Monday, November 28, 2005

WalM*rt Christmas Riots

I've been bemusedly perusing the news reports of Black Friday brawls breaking out in the local Evil Empire Retailer Super-Centers.

The Free Republic reported:

In scenes reminiscient of the Great Depression, Americans lined up early this morning outside stores across the country as word of shortages of Christmas gifts caused riots when the stores opened.

With the price of gasoline and heating oil having hit record highs this year, consumers waited in the freezing cold to be first in line when the doors opened at 5 a.m. to buy laptop computers and other essentials before supplies were exhausted.

Riots at stores from Washington, D.C. to Washington state and as far south as Florida were reported. Shocked mothers complained their children were traumatized by the violence. Many expressed fears their children would be afraid to open their Christmas gifts for fear of causing a riot.

What on earth?

From a Yahoo News story: "Tempers flared at a Wal-Mart in Orlando, Fla., where a man allegedly cut in line to buy a bargain notebook computer and was wrestled to the ground, according to a video shown by an ABC affiliate, WFTV-TV."

Apparently, some folks are blaming this behavior on the Bush Economy.

"George Bush has never had to get up at three in the morning to wait in line for Wal-Mart to open so he could get a $400 laptop for his children," observed Robert Rubin, former Clinton administration Treasury secretary. "Bush's irresponsible tax cuts have hurt working families. I haven't seen lines like this since the breadlines of Republican Herbert Hoover's Great Depression. The shortages of Christmas gifts at this time of year shows how much Bush has squandered the Clinton legacy of sound economic policies."
Okay, you know what? This is just appallingly bad behavior, economy or no economy. These are not people trying to get a loaf of bread to take home to feed hungry kids. These shoving matches are over cheap laptops and plasma TV sets.

What in the name of all the little green gods has come over us, that we'd act like this?

What is so important to you that you'd publically brawl in the parking lot of the World's Largest Retailer, just so you didn't miss out on the one-day bargain price?

I honestly can't think of any single material thing that I value that much.


Lori A. Basiewicz said...

For just the third year, my mother and I ventured out into the pre-dawn morning on Black Friday.
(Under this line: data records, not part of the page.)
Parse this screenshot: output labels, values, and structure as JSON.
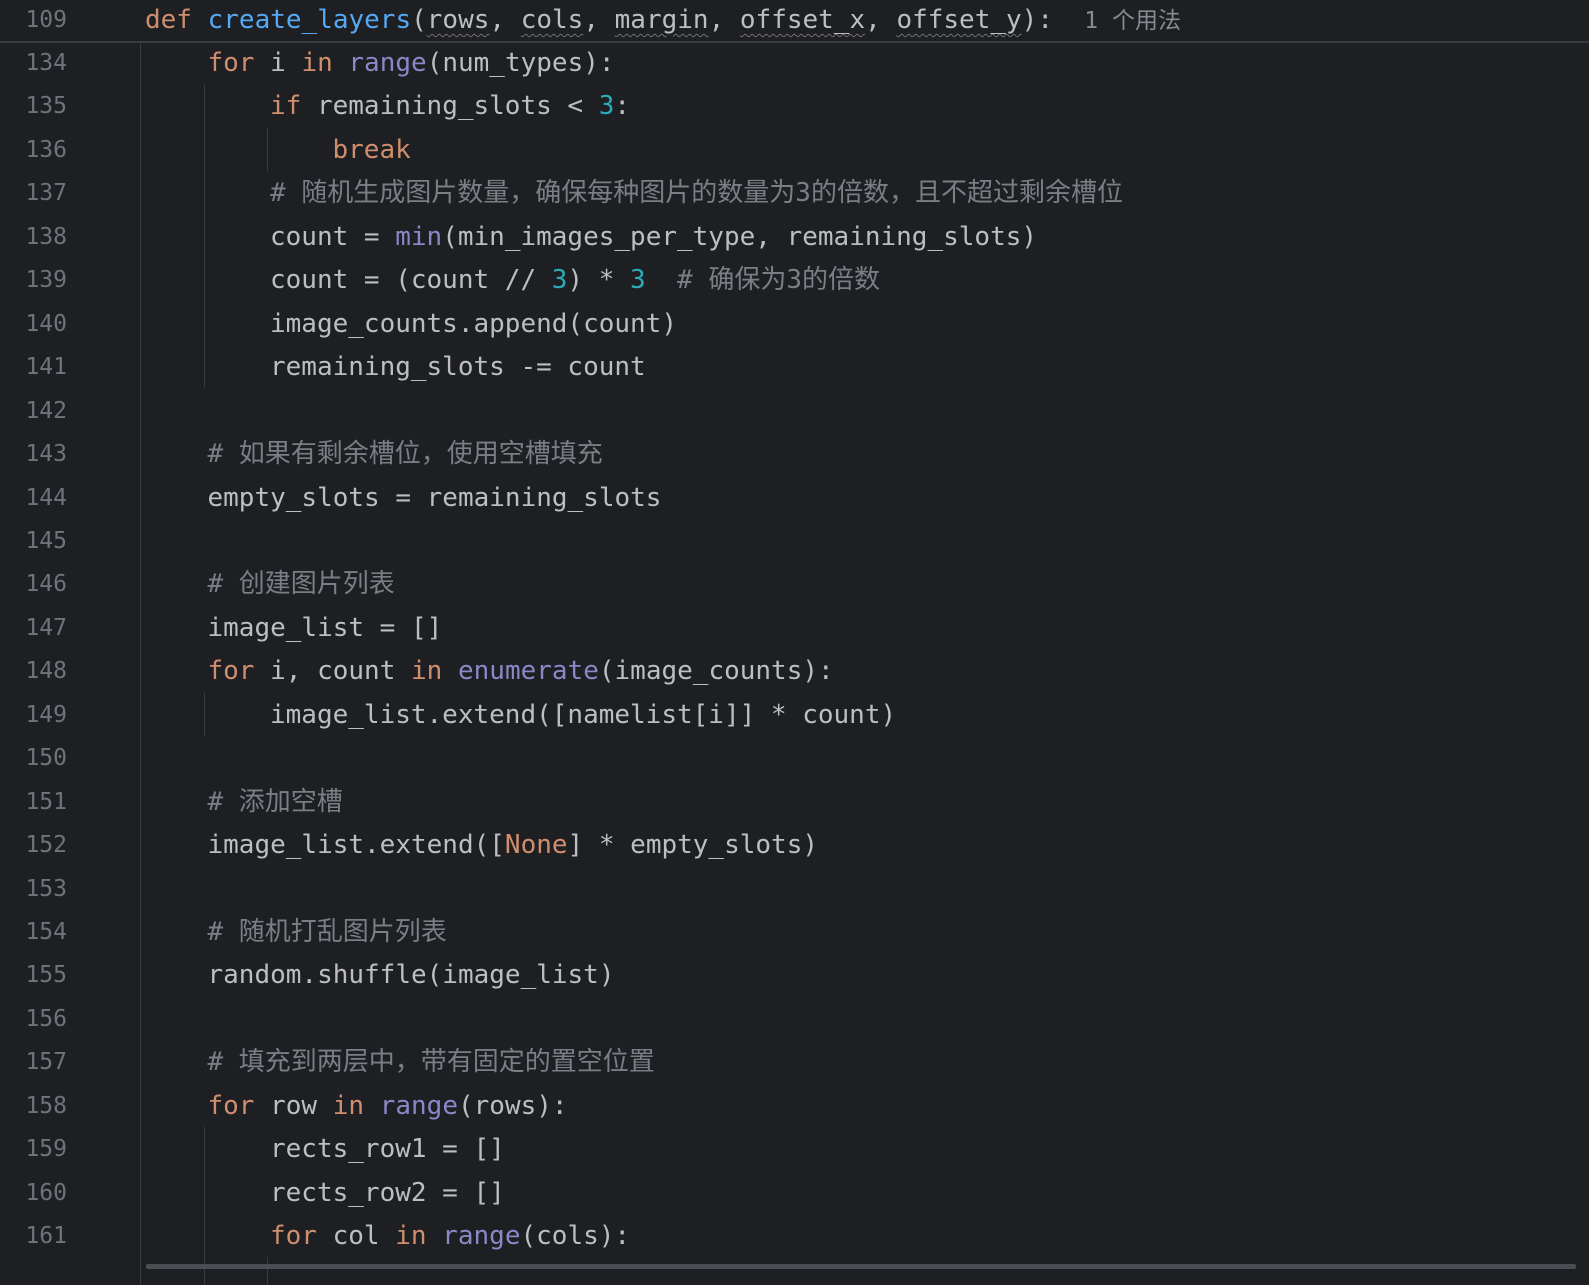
{
  "sticky_header": {
    "line_number": "109",
    "def_kw": "def",
    "func_name": "create_layers",
    "open_paren": "(",
    "params": [
      "rows",
      "cols",
      "margin",
      "offset_x",
      "offset_y"
    ],
    "sep": ", ",
    "close": "):",
    "usage_hint": "1 个用法"
  },
  "lines": [
    {
      "num": "134",
      "indent": 1,
      "tokens": [
        {
          "t": "k",
          "v": "for"
        },
        {
          "t": "p",
          "v": " i "
        },
        {
          "t": "k",
          "v": "in"
        },
        {
          "t": "p",
          "v": " "
        },
        {
          "t": "bi",
          "v": "range"
        },
        {
          "t": "p",
          "v": "(num_types):"
        }
      ]
    },
    {
      "num": "135",
      "indent": 2,
      "tokens": [
        {
          "t": "k",
          "v": "if"
        },
        {
          "t": "p",
          "v": " remaining_slots < "
        },
        {
          "t": "n",
          "v": "3"
        },
        {
          "t": "p",
          "v": ":"
        }
      ]
    },
    {
      "num": "136",
      "indent": 3,
      "tokens": [
        {
          "t": "k",
          "v": "break"
        }
      ]
    },
    {
      "num": "137",
      "indent": 2,
      "tokens": [
        {
          "t": "cm",
          "v": "# 随机生成图片数量，确保每种图片的数量为3的倍数，且不超过剩余槽位"
        }
      ]
    },
    {
      "num": "138",
      "indent": 2,
      "tokens": [
        {
          "t": "p",
          "v": "count = "
        },
        {
          "t": "bi",
          "v": "min"
        },
        {
          "t": "p",
          "v": "(min_images_per_type, remaining_slots)"
        }
      ]
    },
    {
      "num": "139",
      "indent": 2,
      "tokens": [
        {
          "t": "p",
          "v": "count = (count // "
        },
        {
          "t": "n",
          "v": "3"
        },
        {
          "t": "p",
          "v": ") * "
        },
        {
          "t": "n",
          "v": "3"
        },
        {
          "t": "p",
          "v": "  "
        },
        {
          "t": "cm",
          "v": "# 确保为3的倍数"
        }
      ]
    },
    {
      "num": "140",
      "indent": 2,
      "tokens": [
        {
          "t": "p",
          "v": "image_counts.append(count)"
        }
      ]
    },
    {
      "num": "141",
      "indent": 2,
      "tokens": [
        {
          "t": "p",
          "v": "remaining_slots -= count"
        }
      ]
    },
    {
      "num": "142",
      "indent": 0,
      "tokens": []
    },
    {
      "num": "143",
      "indent": 1,
      "tokens": [
        {
          "t": "cm",
          "v": "# 如果有剩余槽位，使用空槽填充"
        }
      ]
    },
    {
      "num": "144",
      "indent": 1,
      "tokens": [
        {
          "t": "p",
          "v": "empty_slots = remaining_slots"
        }
      ]
    },
    {
      "num": "145",
      "indent": 0,
      "tokens": []
    },
    {
      "num": "146",
      "indent": 1,
      "tokens": [
        {
          "t": "cm",
          "v": "# 创建图片列表"
        }
      ]
    },
    {
      "num": "147",
      "indent": 1,
      "tokens": [
        {
          "t": "p",
          "v": "image_list = []"
        }
      ]
    },
    {
      "num": "148",
      "indent": 1,
      "tokens": [
        {
          "t": "k",
          "v": "for"
        },
        {
          "t": "p",
          "v": " i, count "
        },
        {
          "t": "k",
          "v": "in"
        },
        {
          "t": "p",
          "v": " "
        },
        {
          "t": "bi",
          "v": "enumerate"
        },
        {
          "t": "p",
          "v": "(image_counts):"
        }
      ]
    },
    {
      "num": "149",
      "indent": 2,
      "tokens": [
        {
          "t": "p",
          "v": "image_list.extend([namelist[i]] * count)"
        }
      ]
    },
    {
      "num": "150",
      "indent": 0,
      "tokens": []
    },
    {
      "num": "151",
      "indent": 1,
      "tokens": [
        {
          "t": "cm",
          "v": "# 添加空槽"
        }
      ]
    },
    {
      "num": "152",
      "indent": 1,
      "tokens": [
        {
          "t": "p",
          "v": "image_list.extend(["
        },
        {
          "t": "k",
          "v": "None"
        },
        {
          "t": "p",
          "v": "] * empty_slots)"
        }
      ]
    },
    {
      "num": "153",
      "indent": 0,
      "tokens": []
    },
    {
      "num": "154",
      "indent": 1,
      "tokens": [
        {
          "t": "cm",
          "v": "# 随机打乱图片列表"
        }
      ]
    },
    {
      "num": "155",
      "indent": 1,
      "tokens": [
        {
          "t": "p",
          "v": "random.shuffle(image_list)"
        }
      ]
    },
    {
      "num": "156",
      "indent": 0,
      "tokens": []
    },
    {
      "num": "157",
      "indent": 1,
      "tokens": [
        {
          "t": "cm",
          "v": "# 填充到两层中，带有固定的置空位置"
        }
      ]
    },
    {
      "num": "158",
      "indent": 1,
      "tokens": [
        {
          "t": "k",
          "v": "for"
        },
        {
          "t": "p",
          "v": " row "
        },
        {
          "t": "k",
          "v": "in"
        },
        {
          "t": "p",
          "v": " "
        },
        {
          "t": "bi",
          "v": "range"
        },
        {
          "t": "p",
          "v": "(rows):"
        }
      ]
    },
    {
      "num": "159",
      "indent": 2,
      "tokens": [
        {
          "t": "p",
          "v": "rects_row1 = []"
        }
      ]
    },
    {
      "num": "160",
      "indent": 2,
      "tokens": [
        {
          "t": "p",
          "v": "rects_row2 = []"
        }
      ]
    },
    {
      "num": "161",
      "indent": 2,
      "tokens": [
        {
          "t": "k",
          "v": "for"
        },
        {
          "t": "p",
          "v": " col "
        },
        {
          "t": "k",
          "v": "in"
        },
        {
          "t": "p",
          "v": " "
        },
        {
          "t": "bi",
          "v": "range"
        },
        {
          "t": "p",
          "v": "(cols):"
        }
      ]
    }
  ],
  "colors": {
    "background": "#1e1f22",
    "keyword": "#cf8e6d",
    "builtin": "#8888c6",
    "function": "#56a8f5",
    "number": "#2aacb8",
    "comment": "#7a7e85",
    "text": "#bcbec4",
    "line_number": "#6f737a"
  }
}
The first year we went out it was just for something to do -- it still is, actually -- with the understanding that if we observed any of the behavior you hear so much about in the news, we'd go find some 24-hour diner and have a cup of coffee or hot tea before returning home to our sweats and leftover turkey.

What amazed me that first year and every year since is the since of camaraderie and fun-spirit that I've encountered among the individuals who get up at that hour to shop. Never once have I seen unruly, aggressive, or uncivilized behavior. Most people are quite nice and are laughing and having fun and even help one another find items they are looking for.

Don't doubt the overall basic goodness of humanity, Mac, and don't start believing the media hype now.

Dawno said...

Out of all the millions of people who went to thousands of stores and malls where things were busy but no harm done, the media focuses on the few bottom dwellers. It's not news if everybody's behaving... Nothing new there.

I heard on a public radio station that a woman had to be airlifted to a hospital to treat her for injuries to her back after being crushed by a stampeding crowd. And that was just one of the several instances mentioned. It was a commentary piece, not news, but still - Public Radio - I'm ashamed of you for stooping so low. Thank goodness it wasn't *my* KQED...

Robert Ruben - man, that quote sounds more like Robert Reich's (former Clinton Sec'y of Labor)rhetoric. He blames everything on the Bush administration. I'm not saying they're completely blameless, but somehow I don't think that warped human nature is their fault.

I gave my kids their Christmas early by paying for rental trucks and providing supplies and additional support (like the flea elimination service that my son's apt. needs now that he's got kittens. Why couldn't he have gone to the ASPCA for kittens?? Those wouldn't have been carrying fleas...). And as I did each thing I reminded them "Remember this when you get a package of socks and underwear for Christmas"

This year I don't expect to do much shopping at all - and mostly on line. That's my gift to myself - less stress!

Unknown said...

Got all my shopping done last year, a week after Christmas. Now I have to wrap. I have never, ever, gone shopping on the Friday after madness day.

I am continually amazed each year at the desperation.

TillyLost said...

I first came across the term Black Friday this year. The real explanation of the term didn't live up to my wistful imaginings.

Tish Grier said...

I don't think it's all about the Bush economy...inasmuch as it is people's inability to delay gratification. And a fear of being a failure as a parent. Seriously. Some people feel so darned guilty for working like crazy that they get obsessed with having the latest gadget for the kids.

The people I can't understand are the adults who *don't* have kids, but are battling it out with the parents. What's their motive other than never having grown up?

Frankly, I'm glad I"m over that phase of life that made me a consumer with a capital's just a waste of time,temper, and money.